Marquoz ließ sie eine Weile reden, und Zigeuner nahm die Vorwürfe hin, während der kleine Drache sie genau betrachtete. Es war nahezu unmöglich festzustellen, ob sie dieselbe Person war, die er auf dem Frachtschiff kennengelernt hatte — sie hatte dieselbe Hautfärbung und war auch sonst ein genaues Abbild. Er kam endlich zu dem Schluß, daß sie eine andere sein mußte. Das Original hätte Zigeuner niemals mit ihm verwechselt.

Als sie endlich Atem holen mußte, trat er vor.

»Bürgerin Yua, wenn Sie damit fertig sind, meinen lieben Freund zu beschimpfen, der sonst weiter keine Verbindung zur Regierung hat, bin ich gerne bereit, die Fragen mit Ihnen zu besprechen.«

Die Olympierin zuckte zusammen.

»Wie können Sie es wagen, mich so zu behandeln?«brauste sie auf, und es hatte ganz den Anschein, als sollten Zigeuner und Marquoz eine Neuauflage der ersten Attacke erleben.

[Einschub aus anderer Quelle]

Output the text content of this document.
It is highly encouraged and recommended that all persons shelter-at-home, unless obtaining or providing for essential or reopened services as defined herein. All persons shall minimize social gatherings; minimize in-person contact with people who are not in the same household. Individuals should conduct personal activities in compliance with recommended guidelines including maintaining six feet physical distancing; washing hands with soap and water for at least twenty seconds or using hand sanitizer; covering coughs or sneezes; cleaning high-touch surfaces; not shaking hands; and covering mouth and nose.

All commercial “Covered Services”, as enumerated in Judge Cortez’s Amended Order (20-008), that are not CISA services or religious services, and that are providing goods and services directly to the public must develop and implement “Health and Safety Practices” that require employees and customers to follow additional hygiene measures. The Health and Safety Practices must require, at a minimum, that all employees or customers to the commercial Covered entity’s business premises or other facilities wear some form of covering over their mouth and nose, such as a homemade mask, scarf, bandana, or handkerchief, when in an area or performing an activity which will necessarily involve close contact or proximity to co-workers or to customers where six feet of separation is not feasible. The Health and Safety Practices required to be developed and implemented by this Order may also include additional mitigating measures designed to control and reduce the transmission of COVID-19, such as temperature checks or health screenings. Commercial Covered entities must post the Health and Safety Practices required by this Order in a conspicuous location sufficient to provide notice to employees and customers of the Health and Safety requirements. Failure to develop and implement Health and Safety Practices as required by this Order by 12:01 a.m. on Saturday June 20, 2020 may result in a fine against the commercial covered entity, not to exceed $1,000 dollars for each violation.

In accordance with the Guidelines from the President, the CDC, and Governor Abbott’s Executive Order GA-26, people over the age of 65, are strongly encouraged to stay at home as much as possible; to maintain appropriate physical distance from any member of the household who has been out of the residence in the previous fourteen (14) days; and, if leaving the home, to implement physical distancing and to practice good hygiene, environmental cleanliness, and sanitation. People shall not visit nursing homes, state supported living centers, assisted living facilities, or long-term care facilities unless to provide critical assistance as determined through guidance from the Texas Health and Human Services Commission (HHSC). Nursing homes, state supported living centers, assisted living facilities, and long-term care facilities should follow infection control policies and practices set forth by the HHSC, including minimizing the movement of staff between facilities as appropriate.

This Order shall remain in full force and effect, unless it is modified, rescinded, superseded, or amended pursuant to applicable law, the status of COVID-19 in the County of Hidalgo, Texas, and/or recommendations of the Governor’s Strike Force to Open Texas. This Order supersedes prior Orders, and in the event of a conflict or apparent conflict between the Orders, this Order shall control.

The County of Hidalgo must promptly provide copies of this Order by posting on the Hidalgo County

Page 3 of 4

»Halten Sie den Mund und setzten Sie sich«, sagte Marquoz knapp.

»Was?«

»Mund halten und hinsetzen, habe ich gesagt. Sie sind es, die bei mir einen guten Eindruck machen müssen, nicht umgekehrt. Priesterin oder nicht, ich bin kein kleiner Polizist oder Kom-Bürger oder Chugach — ich bin in diesem Augenblick der Rat und der gesamte Kom-Bund! Meine Zeit ist wertvoll. Sie können sich noch zehn Sekunden lang aufregen oder an die Decke gehen, was immer Sie wollen, danach verlasse ich den Raum, wenn wir nicht vernünftig miteinander reden können.«Er zog eine Zigarre heraus und zündete sie an.

Yua schluckte mühsam und sagte tonlos:»Nun gut, Sir. Wir sprechen als Gleichberechtigte miteinander.«Für sie war das ein gewaltiger Kompromiß, aber Marquoz paßte er nicht.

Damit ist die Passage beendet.